My writing of Through the Nethergate, had a few literary influences too. The character of Katharine, the nun who runs away with her lover, William, reminded me a bit of Tess from Tess of the D’Urbervilles. Like Katharine, Tess’ life also ends in tragedy as a result of her love for a man and his manipulation of her.

Father Merton shares the characteristic of having an open and inquiring mind, despite his extensive book knowledge, with Professor Van Helsing of Dracula fame. Father Merton also takes a practical approach to solving various crisis’s in a manner slightly reminiscent of Ben Mears in Stephen King’s Salem’s Lot. He also shares some characteristics of two ministers I had a lot of regard for, one of whom died unexpectedly in 2016, in that he is guided by his own sense of what is right and exhibits a common sense approach to the interpretations and dictates of the church.


Grandfather Baker shares a lot of my father’s characteristics. He is innovative and a survivor. He is a big reader of books about specific things that interest him and he uses that knowledge to help the group survive the unusual situations they face in the book. He is also stubborn and a strong leader, just like my Dad.

In my new novella, A ghost and his gold, my main character, Pieter van Zyl, a burgher who fights for his country during the Second Anglo Boer War shares his belief that a better life can be attained for his people with Winston Smith from 1984 by George Orwell.
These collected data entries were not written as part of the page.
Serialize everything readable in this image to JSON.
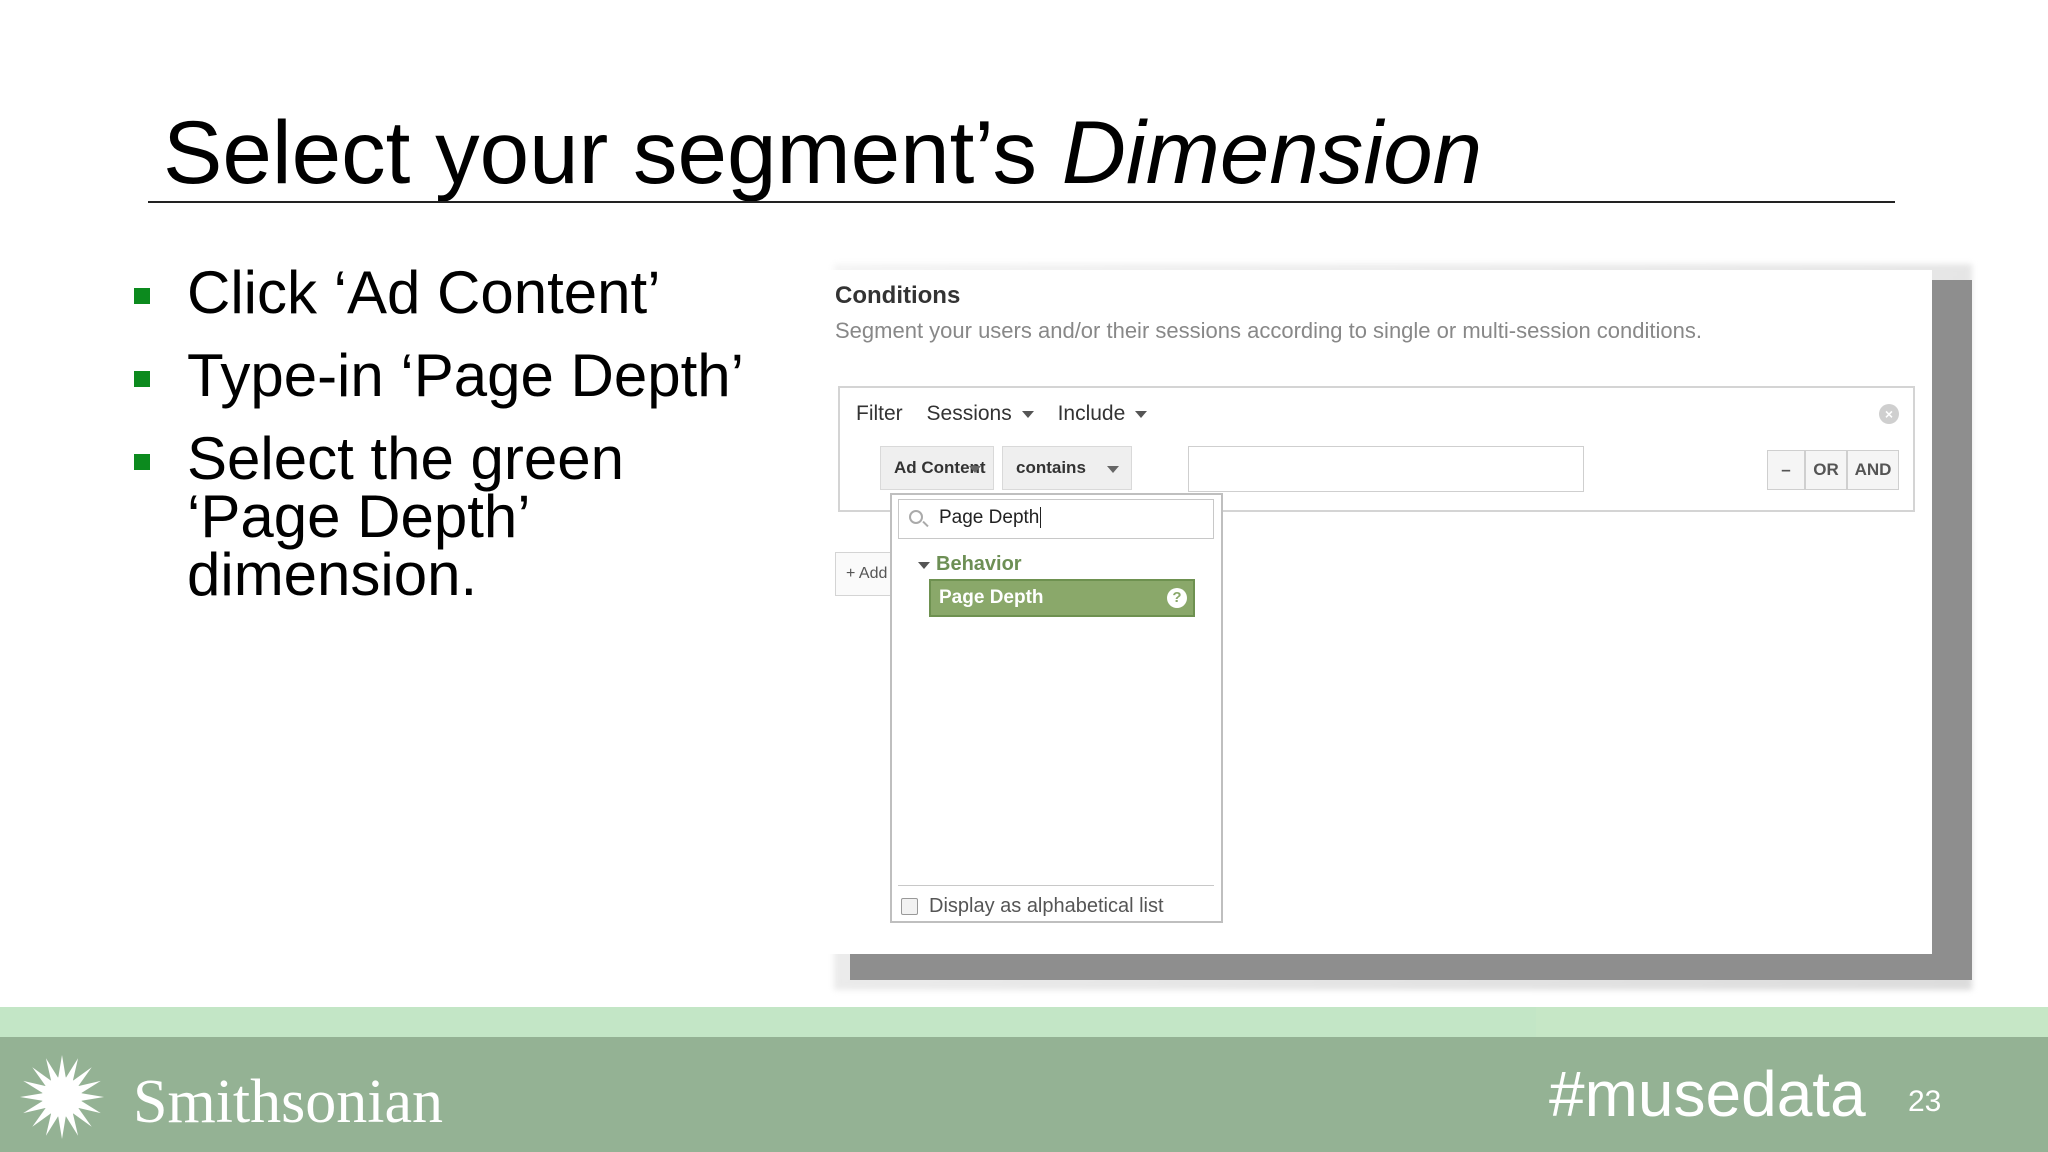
{
  "slide": {
    "title_plain": "Select your segment’s ",
    "title_italic": "Dimension",
    "bullets": [
      "Click ‘Ad Content’",
      "Type-in ‘Page Depth’",
      "Select the green ‘Page Depth’ dimension."
    ],
    "bullet_color": "#0c8a1e"
  },
  "screenshot": {
    "conditions_title": "Conditions",
    "conditions_subtitle": "Segment your users and/or their sessions according to single or multi-session conditions.",
    "filter_label": "Filter",
    "filter_scope": "Sessions",
    "filter_mode": "Include",
    "dimension_select": "Ad Content",
    "operator_select": "contains",
    "value_input": "",
    "buttons": {
      "minus": "–",
      "or": "OR",
      "and": "AND"
    },
    "add_button": "+ Add",
    "picker": {
      "search_value": "Page Depth",
      "group_label": "Behavior",
      "selected_item": "Page Depth",
      "selected_color": "#8aa86a",
      "help_icon": "?",
      "alphabetical_label": "Display as alphabetical list",
      "alphabetical_checked": false
    }
  },
  "footer": {
    "logo_text": "Smithsonian",
    "hashtag": "#musedata",
    "page_number": "23",
    "footer_color": "#94b294",
    "band_color": "#c3e6c6"
  }
}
Pieter is a quite and reticent character, with a rare interest in books for his time and situation. He has a much clearer idea of what could happen in the Anglo Boer War than most of his peers.
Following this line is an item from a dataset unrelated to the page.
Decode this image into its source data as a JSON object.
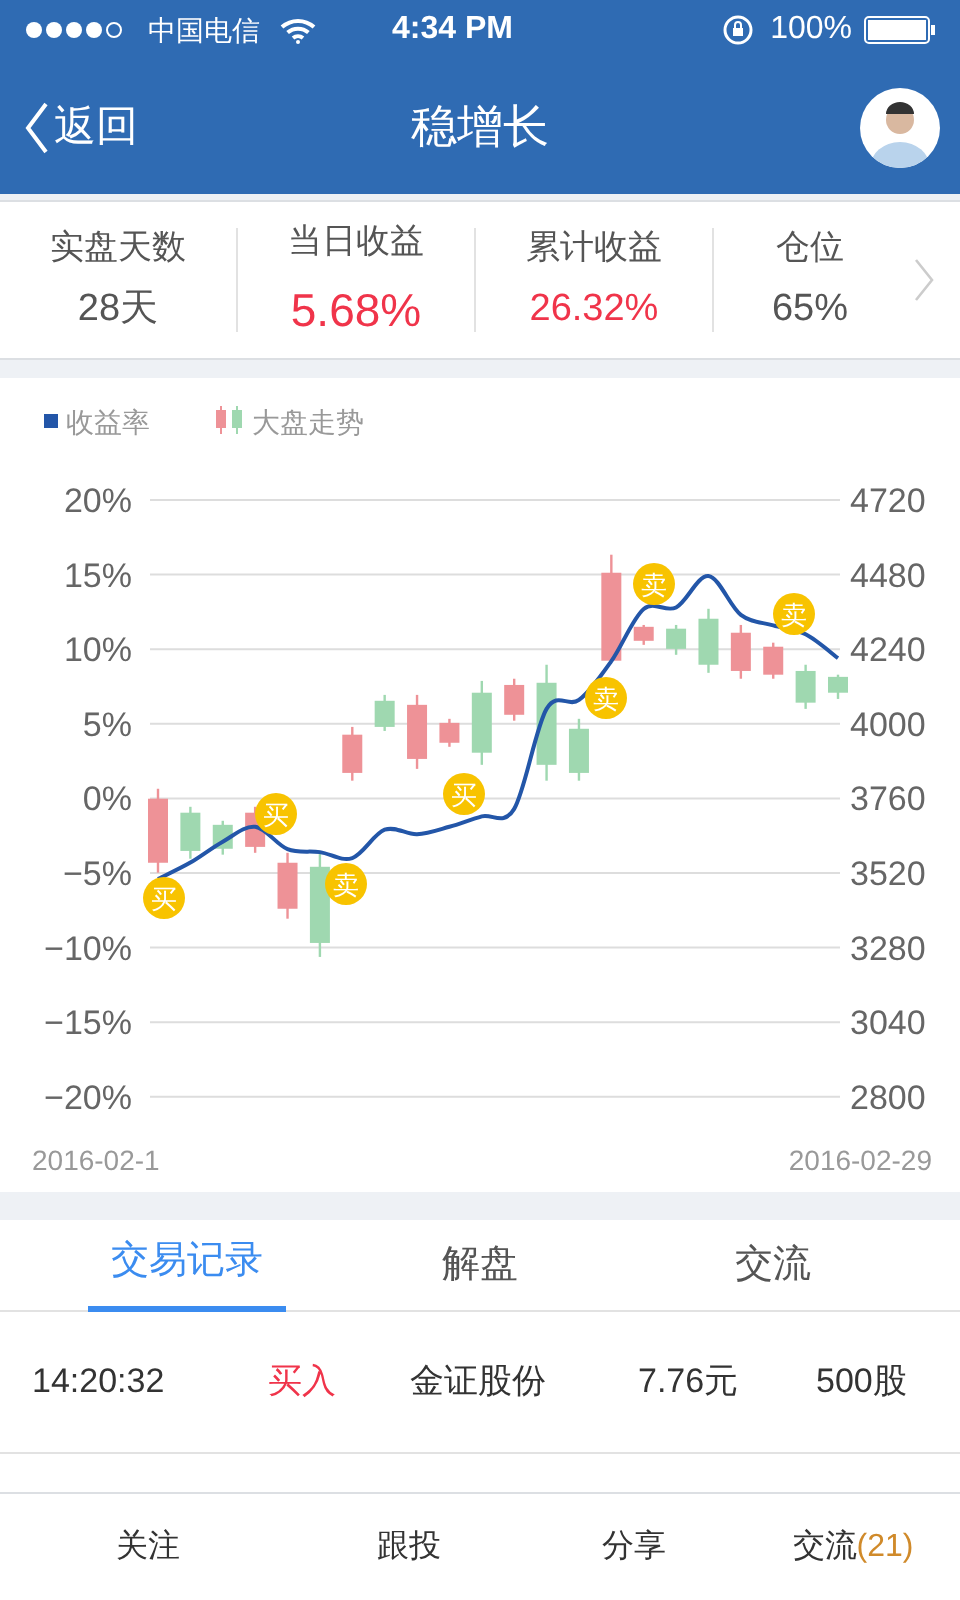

Of course, my characters develop in their own way in the specific circumstances of my stories, but my admiration for the strong characteristics demonstrated by certain book characters, and for some people who have impressed me during my life, have a subtle influence on how I chose to portray my own characters. I think this comes from having spent far more of my life with my nose in a book than actually socializing with people.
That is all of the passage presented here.